Samara formerly (1935–91) Kuybyshev, city in western Russia, administrative center of Samara oblast (region), . It lies along the Volga River at the latter’s confluence with the Samara River. Founded in 1586 as a fortress protecting the Volga trade route, it soon became a major focus of trade and later was made a provincial seat. In 1935 the city was renamed after Valerian Vladimirovich Kuybyshev (1888–1935), a prominent Bolshevik. The city’s growth was stimulated during World War II by its distance from the war zone and the evacuation there of numerous government functions when Moscow was threatened by German attack; the postwar development of the Volga-Urals oilfield also helped. The city reverted to its old name in 1991.
Samara is now one of the largest industrial cities of Russia and the center of a network of pipelines, with oil refining and petrochemicals the major industries, especially in the satellite town of Novokuybyshevsk. There are huge engineering factories making a wide range of products, including petroleum equipment, machinery, ball bearings, cables, and precision machine tools, and there are many building-materials and consumer-goods industries. Much of the city’s power comes from a hydroelectric-power plant completed in 1957 at Zhigulyovsk, a few miles upstream. A group of industrial and residential suburbs and satellite towns ring the city. Samara has excellent communications by ship along the Volga and along rail lines connecting it to European Russia, Siberia, and Central Asia. The city has cultural and research establishments and several institutions of higher education. Pop. (1991 est.) 1,257,300.
Samara oblast (province), western Russia.

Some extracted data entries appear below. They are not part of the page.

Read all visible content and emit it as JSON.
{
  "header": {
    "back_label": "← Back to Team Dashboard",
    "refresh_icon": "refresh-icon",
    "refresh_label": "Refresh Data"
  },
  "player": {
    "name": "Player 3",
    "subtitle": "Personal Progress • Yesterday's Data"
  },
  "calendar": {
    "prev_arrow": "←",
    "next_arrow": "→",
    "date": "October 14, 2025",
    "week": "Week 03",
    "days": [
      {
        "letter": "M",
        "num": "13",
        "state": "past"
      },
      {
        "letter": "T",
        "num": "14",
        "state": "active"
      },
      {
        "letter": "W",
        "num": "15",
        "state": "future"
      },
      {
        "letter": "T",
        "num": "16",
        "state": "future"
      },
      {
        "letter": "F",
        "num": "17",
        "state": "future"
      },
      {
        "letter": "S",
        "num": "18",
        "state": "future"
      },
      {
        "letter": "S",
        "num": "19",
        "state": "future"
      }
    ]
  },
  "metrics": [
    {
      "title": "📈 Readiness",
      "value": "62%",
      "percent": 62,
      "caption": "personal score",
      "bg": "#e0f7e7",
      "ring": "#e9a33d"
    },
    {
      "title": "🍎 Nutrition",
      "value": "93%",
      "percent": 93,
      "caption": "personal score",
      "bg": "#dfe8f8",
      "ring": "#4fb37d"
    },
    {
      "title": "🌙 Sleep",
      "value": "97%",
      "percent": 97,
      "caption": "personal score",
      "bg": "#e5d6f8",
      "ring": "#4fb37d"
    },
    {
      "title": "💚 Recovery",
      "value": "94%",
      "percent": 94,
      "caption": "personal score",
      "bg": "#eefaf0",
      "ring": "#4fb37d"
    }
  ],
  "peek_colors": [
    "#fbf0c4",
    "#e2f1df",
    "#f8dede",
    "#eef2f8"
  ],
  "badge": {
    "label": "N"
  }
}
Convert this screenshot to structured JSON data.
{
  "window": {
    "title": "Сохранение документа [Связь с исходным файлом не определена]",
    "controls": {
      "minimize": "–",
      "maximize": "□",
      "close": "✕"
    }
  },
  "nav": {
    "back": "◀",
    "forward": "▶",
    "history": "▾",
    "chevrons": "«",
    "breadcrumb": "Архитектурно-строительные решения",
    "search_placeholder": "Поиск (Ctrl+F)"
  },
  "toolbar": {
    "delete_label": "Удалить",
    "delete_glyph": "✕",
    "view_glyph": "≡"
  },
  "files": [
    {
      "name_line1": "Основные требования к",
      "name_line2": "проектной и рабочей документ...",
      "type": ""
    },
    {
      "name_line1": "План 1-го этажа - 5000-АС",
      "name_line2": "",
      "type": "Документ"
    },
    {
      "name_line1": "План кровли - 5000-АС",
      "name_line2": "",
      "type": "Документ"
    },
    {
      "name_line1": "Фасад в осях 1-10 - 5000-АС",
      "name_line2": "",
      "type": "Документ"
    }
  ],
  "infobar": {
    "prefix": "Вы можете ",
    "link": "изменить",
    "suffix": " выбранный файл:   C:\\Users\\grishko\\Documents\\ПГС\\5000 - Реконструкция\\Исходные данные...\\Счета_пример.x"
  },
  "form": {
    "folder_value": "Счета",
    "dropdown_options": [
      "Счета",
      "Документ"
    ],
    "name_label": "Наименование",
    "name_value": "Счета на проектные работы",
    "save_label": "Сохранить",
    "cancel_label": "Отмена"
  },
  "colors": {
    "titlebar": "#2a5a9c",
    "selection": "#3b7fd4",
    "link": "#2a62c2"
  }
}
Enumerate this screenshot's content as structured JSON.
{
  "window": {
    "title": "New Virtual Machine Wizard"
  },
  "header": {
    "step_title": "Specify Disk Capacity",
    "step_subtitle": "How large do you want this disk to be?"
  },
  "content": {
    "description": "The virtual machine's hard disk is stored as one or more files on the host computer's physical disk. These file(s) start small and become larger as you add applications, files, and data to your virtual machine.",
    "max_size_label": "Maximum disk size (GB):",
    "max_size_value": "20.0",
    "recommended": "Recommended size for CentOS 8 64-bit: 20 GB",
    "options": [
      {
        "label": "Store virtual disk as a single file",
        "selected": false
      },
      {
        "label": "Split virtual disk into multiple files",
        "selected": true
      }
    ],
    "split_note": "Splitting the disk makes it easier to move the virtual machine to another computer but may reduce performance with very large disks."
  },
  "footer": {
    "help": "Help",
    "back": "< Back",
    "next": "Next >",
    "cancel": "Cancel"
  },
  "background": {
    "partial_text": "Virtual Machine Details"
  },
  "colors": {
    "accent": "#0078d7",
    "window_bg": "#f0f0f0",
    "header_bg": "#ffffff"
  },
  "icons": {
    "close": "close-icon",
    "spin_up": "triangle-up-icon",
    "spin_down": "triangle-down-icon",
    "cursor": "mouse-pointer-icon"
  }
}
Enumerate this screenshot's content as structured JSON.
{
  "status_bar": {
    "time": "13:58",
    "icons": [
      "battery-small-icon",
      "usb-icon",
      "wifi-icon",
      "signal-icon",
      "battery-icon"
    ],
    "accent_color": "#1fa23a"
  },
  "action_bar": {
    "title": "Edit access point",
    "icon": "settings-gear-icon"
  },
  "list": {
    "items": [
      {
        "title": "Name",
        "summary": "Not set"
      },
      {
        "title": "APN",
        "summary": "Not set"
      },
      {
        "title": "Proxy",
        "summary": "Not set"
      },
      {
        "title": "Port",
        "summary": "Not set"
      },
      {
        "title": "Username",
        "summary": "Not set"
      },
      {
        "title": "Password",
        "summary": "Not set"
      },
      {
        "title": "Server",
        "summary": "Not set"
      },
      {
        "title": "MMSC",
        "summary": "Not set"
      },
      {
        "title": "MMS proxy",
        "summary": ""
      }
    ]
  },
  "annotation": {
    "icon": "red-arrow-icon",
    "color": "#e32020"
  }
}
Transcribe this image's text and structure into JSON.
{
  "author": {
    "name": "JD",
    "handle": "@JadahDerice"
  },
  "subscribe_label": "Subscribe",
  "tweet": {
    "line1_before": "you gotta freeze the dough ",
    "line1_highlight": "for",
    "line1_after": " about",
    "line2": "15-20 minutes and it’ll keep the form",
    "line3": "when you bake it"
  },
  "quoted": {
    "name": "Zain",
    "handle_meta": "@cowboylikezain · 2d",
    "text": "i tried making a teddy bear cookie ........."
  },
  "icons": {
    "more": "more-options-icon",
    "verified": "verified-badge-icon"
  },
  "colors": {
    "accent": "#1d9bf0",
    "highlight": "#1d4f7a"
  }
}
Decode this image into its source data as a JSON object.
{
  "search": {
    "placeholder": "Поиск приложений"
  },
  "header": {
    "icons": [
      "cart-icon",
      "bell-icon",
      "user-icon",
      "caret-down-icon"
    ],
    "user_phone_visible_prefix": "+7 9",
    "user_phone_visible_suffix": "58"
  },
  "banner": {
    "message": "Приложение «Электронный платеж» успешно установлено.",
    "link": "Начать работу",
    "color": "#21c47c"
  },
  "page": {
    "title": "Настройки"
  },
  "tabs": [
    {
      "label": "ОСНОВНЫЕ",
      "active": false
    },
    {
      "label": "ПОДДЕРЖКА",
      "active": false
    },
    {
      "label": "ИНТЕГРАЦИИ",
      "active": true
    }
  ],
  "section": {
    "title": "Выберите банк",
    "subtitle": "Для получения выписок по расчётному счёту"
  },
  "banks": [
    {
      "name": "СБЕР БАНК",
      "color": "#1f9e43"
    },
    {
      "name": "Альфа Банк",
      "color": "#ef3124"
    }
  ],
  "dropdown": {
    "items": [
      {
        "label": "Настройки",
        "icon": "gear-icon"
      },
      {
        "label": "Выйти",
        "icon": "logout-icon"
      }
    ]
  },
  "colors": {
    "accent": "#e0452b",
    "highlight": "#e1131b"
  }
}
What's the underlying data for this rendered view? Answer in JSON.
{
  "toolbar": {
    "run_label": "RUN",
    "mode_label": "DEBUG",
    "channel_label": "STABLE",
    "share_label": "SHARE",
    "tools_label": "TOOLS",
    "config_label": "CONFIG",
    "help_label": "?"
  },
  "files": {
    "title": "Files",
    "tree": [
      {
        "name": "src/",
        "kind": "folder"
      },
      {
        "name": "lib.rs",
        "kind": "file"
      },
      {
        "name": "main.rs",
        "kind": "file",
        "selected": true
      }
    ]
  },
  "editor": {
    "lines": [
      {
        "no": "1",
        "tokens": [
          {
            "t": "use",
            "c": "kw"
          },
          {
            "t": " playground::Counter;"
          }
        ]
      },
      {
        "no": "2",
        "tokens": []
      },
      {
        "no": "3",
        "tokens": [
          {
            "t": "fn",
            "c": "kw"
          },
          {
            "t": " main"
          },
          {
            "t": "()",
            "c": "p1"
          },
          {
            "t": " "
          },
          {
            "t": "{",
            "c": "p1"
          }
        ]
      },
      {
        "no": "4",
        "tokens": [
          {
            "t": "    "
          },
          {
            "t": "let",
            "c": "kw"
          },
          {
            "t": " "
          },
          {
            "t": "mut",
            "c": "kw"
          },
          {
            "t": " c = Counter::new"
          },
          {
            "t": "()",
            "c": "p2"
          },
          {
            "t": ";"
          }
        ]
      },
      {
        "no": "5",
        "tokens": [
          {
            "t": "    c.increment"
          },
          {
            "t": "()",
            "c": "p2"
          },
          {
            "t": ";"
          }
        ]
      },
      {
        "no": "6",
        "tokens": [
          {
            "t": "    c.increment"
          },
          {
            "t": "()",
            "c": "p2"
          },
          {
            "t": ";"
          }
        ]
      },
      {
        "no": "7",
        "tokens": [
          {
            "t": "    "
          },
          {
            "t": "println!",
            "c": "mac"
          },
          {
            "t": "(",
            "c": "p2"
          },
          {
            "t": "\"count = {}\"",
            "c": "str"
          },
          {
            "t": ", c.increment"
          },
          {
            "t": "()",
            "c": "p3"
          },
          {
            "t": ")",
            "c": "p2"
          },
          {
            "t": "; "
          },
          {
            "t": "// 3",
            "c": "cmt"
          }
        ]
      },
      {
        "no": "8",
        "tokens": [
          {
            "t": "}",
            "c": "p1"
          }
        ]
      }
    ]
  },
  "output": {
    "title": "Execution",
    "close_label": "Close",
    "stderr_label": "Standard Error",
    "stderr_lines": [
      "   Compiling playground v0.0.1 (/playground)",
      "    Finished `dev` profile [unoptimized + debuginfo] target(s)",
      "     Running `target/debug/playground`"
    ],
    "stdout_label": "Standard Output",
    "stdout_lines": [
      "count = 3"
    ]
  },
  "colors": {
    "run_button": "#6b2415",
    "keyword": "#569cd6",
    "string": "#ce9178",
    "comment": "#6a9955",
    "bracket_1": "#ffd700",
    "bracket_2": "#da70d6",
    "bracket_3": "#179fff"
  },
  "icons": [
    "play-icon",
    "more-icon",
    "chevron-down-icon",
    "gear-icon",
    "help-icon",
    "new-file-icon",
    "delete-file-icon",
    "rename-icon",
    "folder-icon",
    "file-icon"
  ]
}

It occupies an area of 20,700 square miles (53,600 square km) in the middle Volga River area where the river makes a great loop around the Zhiguli Hills. The hills, heavily forested and deeply dissected by ravines, rise to 1,214 feet (370 m). The Volga left (east) bank, constituting most of the oblast, is largely level plain. The natural oak woodlands and grass steppe of the left bank have been almost entirely ploughed up since Russians began intensive colonization of the area in the 18th century. But the oblast’s agriculture, which is dominated by spring wheat, corn (maize), millet, and sunflowers, suffers severely from recurrent droughts and insufficient irrigation. Market gardening is important near Samara, the oblast headquarters, and fruit growing is important on the Volga right bank. World War II and the presence of abundant petroleum and natural-gas deposits in the oblast led to great industrial development, especially oil refining, petrochemicals, and a broad range of engineering in the towns along the Volga. A large automobile plant began production at Tolyattigrad in 1970. A huge hydroelectric station was built at Zhigulyovsk on the Volga in 1950–57. Pop. (1991 est.) 3,289,600.